Kita ingin menekankan bahwa apa yang kita katakan disini tidaklah terbatas pada tindakan matiraga yang berlebih-lebihan. Hal itu hendaknya dipahami sebagai tindakan matiraga yang menjadi kewajiban kita. Yaitu bahwa semua yang kita lakukan itu adalah untuk memenuhi kewajiban kita, dan secara umum terhadap semua perbuatan baik ini, dimana kewajiban kita sebagai orang Kristiani atau keadaan kita mewajibkan hal itu.

Maka setiap orang Kristiani terikat oleh sebuah keutamaan dari kemurahan hati. Tuhan yang meminta kita untuk menjauhi perkataan yang ceroboh, mengumpat, memfitnah, dan menggerutu. Maka setiap religius haruslah menjalankan tindakan silensium, kemurahan hati, dan patuh seperti yang diminta oleh Tata Tertib biara.
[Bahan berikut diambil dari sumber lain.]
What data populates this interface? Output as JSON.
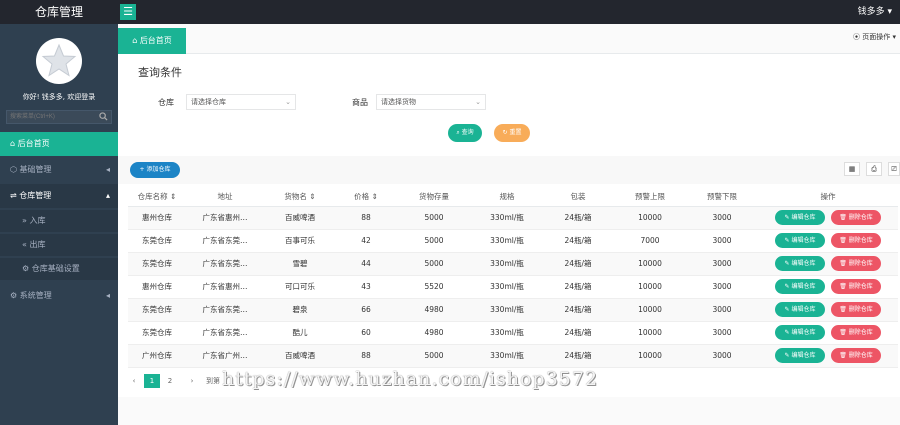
{
  "app": {
    "title": "仓库管理",
    "user": "钱多多 ▾",
    "menu_icon": "hamburger-icon"
  },
  "sidebar": {
    "welcome": "你好! 钱多多, 欢迎登录",
    "search_placeholder": "搜索菜单(Ctrl+K)",
    "items": [
      {
        "label": "后台首页",
        "icon": "home-icon",
        "active": true
      },
      {
        "label": "基础管理",
        "icon": "box-icon",
        "caret": "◂"
      },
      {
        "label": "仓库管理",
        "icon": "warehouse-icon",
        "caret": "▴"
      },
      {
        "label": "入库",
        "icon": "double-chevron-right-icon"
      },
      {
        "label": "出库",
        "icon": "double-chevron-left-icon"
      },
      {
        "label": "仓库基础设置",
        "icon": "gear-icon"
      },
      {
        "label": "系统管理",
        "icon": "gear-icon",
        "caret": "◂"
      }
    ]
  },
  "tabs": {
    "active": "后台首页",
    "page_ops": "⦿ 页面操作 ▾"
  },
  "query": {
    "title": "查询条件",
    "warehouse_label": "仓库",
    "warehouse_value": "请选择仓库",
    "goods_label": "商品",
    "goods_value": "请选择货物",
    "search_btn": "查询",
    "reset_btn": "重置"
  },
  "toolbar": {
    "add_btn": "+ 添加仓库"
  },
  "table": {
    "headers": [
      "仓库名称 ⇕",
      "地址",
      "货物名 ⇕",
      "价格 ⇕",
      "货物存量",
      "规格",
      "包装",
      "预警上限",
      "预警下限",
      "操作"
    ],
    "rows": [
      [
        "惠州仓库",
        "广东省惠州…",
        "百威啤酒",
        "88",
        "5000",
        "330ml/瓶",
        "24瓶/箱",
        "10000",
        "3000"
      ],
      [
        "东莞仓库",
        "广东省东莞…",
        "百事可乐",
        "42",
        "5000",
        "330ml/瓶",
        "24瓶/箱",
        "7000",
        "3000"
      ],
      [
        "东莞仓库",
        "广东省东莞…",
        "雪碧",
        "44",
        "5000",
        "330ml/瓶",
        "24瓶/箱",
        "10000",
        "3000"
      ],
      [
        "惠州仓库",
        "广东省惠州…",
        "可口可乐",
        "43",
        "5520",
        "330ml/瓶",
        "24瓶/箱",
        "10000",
        "3000"
      ],
      [
        "东莞仓库",
        "广东省东莞…",
        "碧泉",
        "66",
        "4980",
        "330ml/瓶",
        "24瓶/箱",
        "10000",
        "3000"
      ],
      [
        "东莞仓库",
        "广东省东莞…",
        "酷儿",
        "60",
        "4980",
        "330ml/瓶",
        "24瓶/箱",
        "10000",
        "3000"
      ],
      [
        "广州仓库",
        "广东省广州…",
        "百威啤酒",
        "88",
        "5000",
        "330ml/瓶",
        "24瓶/箱",
        "10000",
        "3000"
      ]
    ],
    "edit_btn": "✎ 编辑仓库",
    "delete_btn": "🗑 删除仓库"
  },
  "pager": {
    "prev": "‹",
    "pages": [
      "1",
      "2"
    ],
    "next": "›",
    "goto": "到第"
  },
  "watermark": "https://www.huzhan.com/ishop3572",
  "colors": {
    "accent": "#1ab394",
    "sidebar": "#2f4050",
    "topbar": "#23262e",
    "danger": "#ed5565",
    "warning": "#f8ac59",
    "primary": "#1c84c6"
  }
}
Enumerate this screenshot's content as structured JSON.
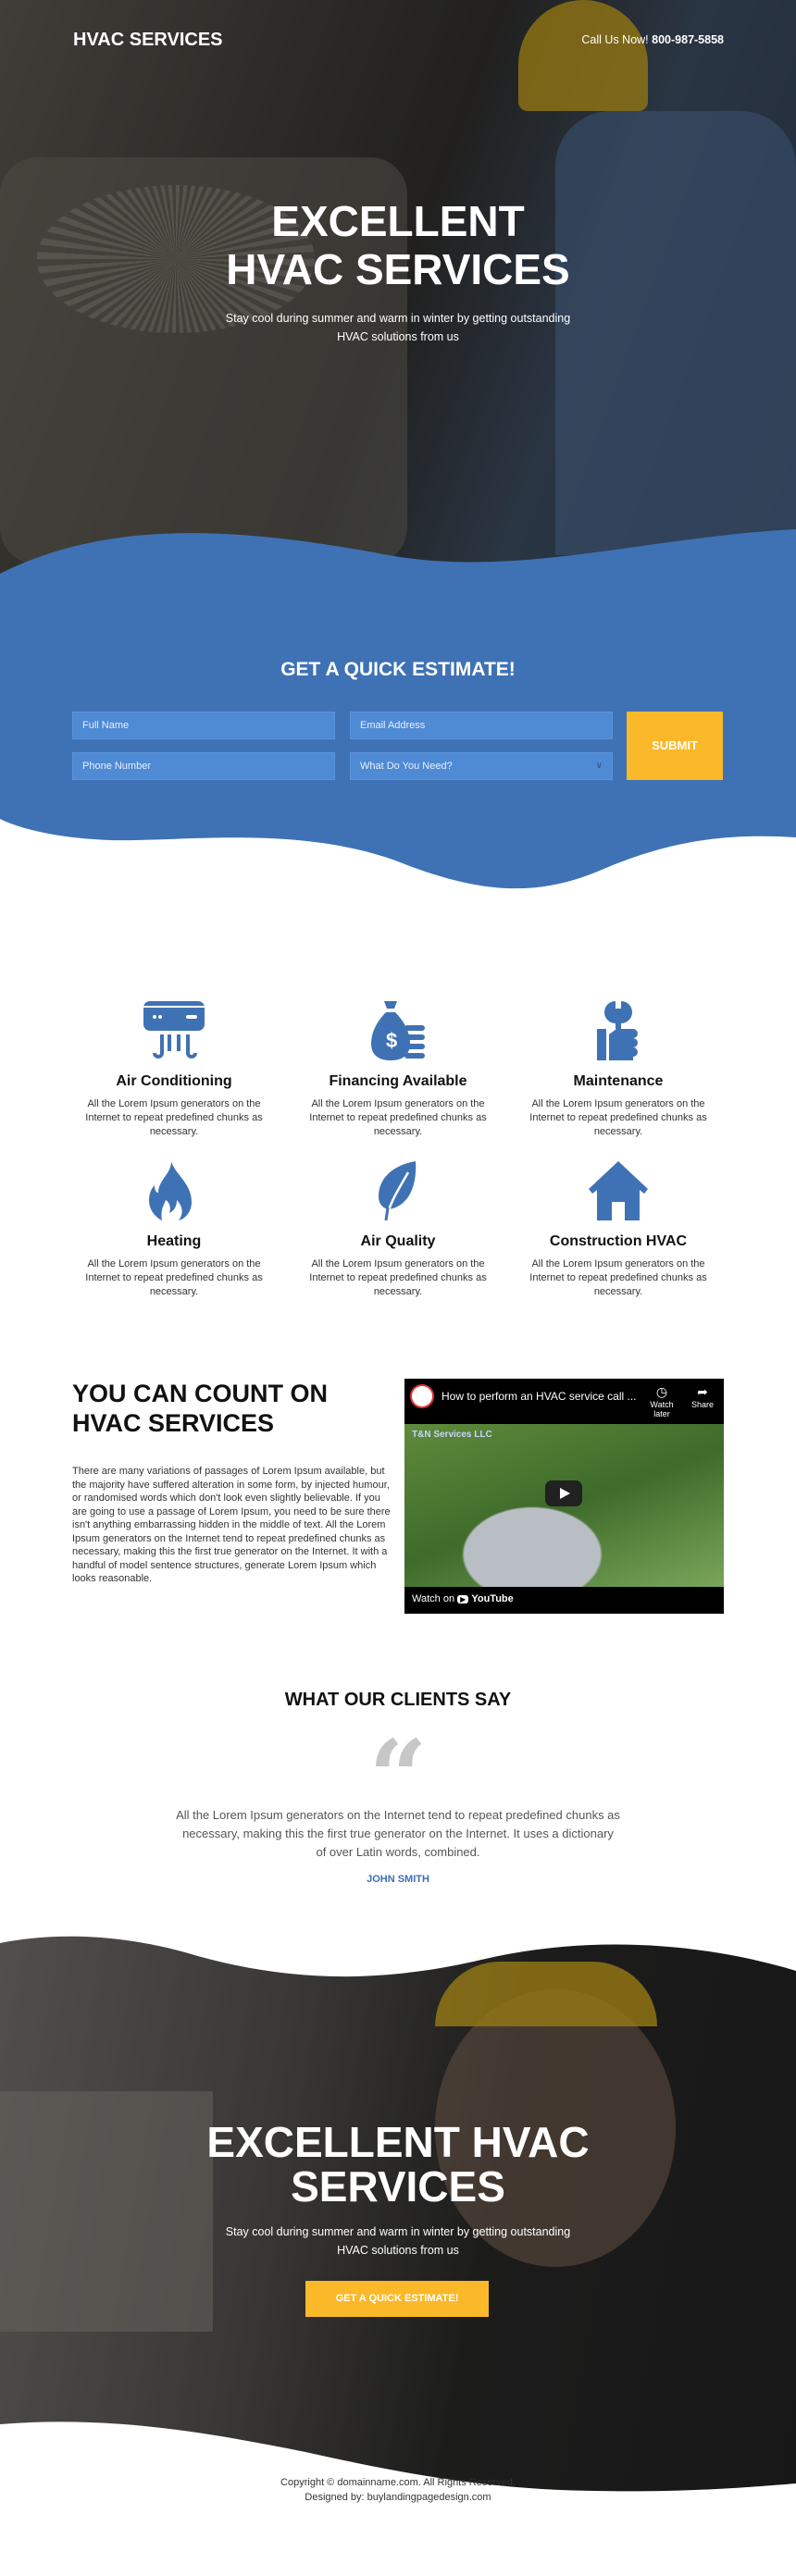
{
  "header": {
    "logo": "HVAC SERVICES",
    "call_label": "Call Us Now!",
    "phone": "800-987-5858"
  },
  "hero": {
    "title_line1": "EXCELLENT",
    "title_line2": "HVAC SERVICES",
    "subtitle": "Stay cool during summer and warm in winter by getting outstanding HVAC solutions from us"
  },
  "estimate_form": {
    "title": "GET A QUICK ESTIMATE!",
    "full_name_placeholder": "Full Name",
    "email_placeholder": "Email Address",
    "phone_placeholder": "Phone Number",
    "need_select": "What Do You Need?",
    "submit_label": "SUBMIT"
  },
  "colors": {
    "primary_blue": "#3f72b4",
    "field_blue": "#4f8ad4",
    "accent_yellow": "#fbb829"
  },
  "services": [
    {
      "icon": "air-conditioner-icon",
      "title": "Air Conditioning",
      "desc": "All the Lorem Ipsum generators on the Internet to repeat predefined chunks as necessary."
    },
    {
      "icon": "money-bag-icon",
      "title": "Financing Available",
      "desc": "All the Lorem Ipsum generators on the Internet to repeat predefined chunks as necessary."
    },
    {
      "icon": "wrench-thumb-icon",
      "title": "Maintenance",
      "desc": "All the Lorem Ipsum generators on the Internet to repeat predefined chunks as necessary."
    },
    {
      "icon": "flame-icon",
      "title": "Heating",
      "desc": "All the Lorem Ipsum generators on the Internet to repeat predefined chunks as necessary."
    },
    {
      "icon": "leaf-icon",
      "title": "Air Quality",
      "desc": "All the Lorem Ipsum generators on the Internet to repeat predefined chunks as necessary."
    },
    {
      "icon": "house-icon",
      "title": "Construction HVAC",
      "desc": "All the Lorem Ipsum generators on the Internet to repeat predefined chunks as necessary."
    }
  ],
  "count_on": {
    "title_line1": "YOU CAN COUNT ON",
    "title_line2": "HVAC SERVICES",
    "body": "There are many variations of passages of Lorem Ipsum available, but the majority have suffered alteration in some form, by injected humour, or randomised words which don't look even slightly believable. If you are going to use a passage of Lorem Ipsum, you need to be sure there isn't anything embarrassing hidden in the middle of text. All the Lorem Ipsum generators on the Internet tend to repeat predefined chunks as necessary, making this the first true generator on the Internet. It with a handful of model sentence structures, generate Lorem Ipsum which looks reasonable."
  },
  "video": {
    "title": "How to perform an HVAC service call ...",
    "watch_later": "Watch later",
    "share": "Share",
    "watch_on": "Watch on",
    "youtube": "YouTube",
    "overlay_text": "T&N Services LLC"
  },
  "testimonials": {
    "title": "WHAT OUR CLIENTS SAY",
    "quote": "All the Lorem Ipsum generators on the Internet tend to repeat predefined chunks as necessary, making this the first true generator on the Internet. It uses a dictionary of over Latin words, combined.",
    "author": "JOHN SMITH"
  },
  "cta_hero": {
    "title_line1": "EXCELLENT HVAC",
    "title_line2": "SERVICES",
    "subtitle": "Stay cool during summer and warm in winter by getting outstanding HVAC solutions from us",
    "button": "GET A QUICK ESTIMATE!"
  },
  "footer": {
    "copyright": "Copyright © domainname.com. All Rights Reserved.",
    "designed_by": "Designed by: buylandingpagedesign.com"
  }
}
Kini tindakan ini, demi menjaga kewajiban, jika dilaksanakan didalam semangat Kristiani yang benar, untuk menyenangkan Allah, didalam persekutuan dengan kerja keras dan penderitaan Yesus Kristus , akan menjadi doa-doa permohonan yang kuat dan hal itu bisa meringankan jiwa-jiwa suci didalam Api Penyucian.

Didalam penampakan yang terkenal dimana Margaret Mary Terberkati melihat religius yang meninggal itu menderita sekali karena kelemahannya, jiwa yang malang itu setelah diceritakan secara jelas tentang siksaan-siksaan yang dia tanggung, menyimpulkan :”Luar biasa ! satu jam berada didalam suasana silensium akan bisa menyembuhkan mulutku yang kekeringan ini. Dan satu jam yang lain untuk melaksanakan kemurahan hati akan bisa menyembuhkan lidahku. Satu jam lagi tanpa menggerutu dan mematuhi aturan-aturan Kepala biara akan menyembuhkan hatiku yang tersiksa ini”.

Dengan hal ini kita tahu bahwa yang diminta oleh jiwa bukan tugas pekerjaan yang terlalu berat dan berlebihan. Namun hanya dengan melaksanakan tugas kewajiban sehari-hari dari religius itu sendiri.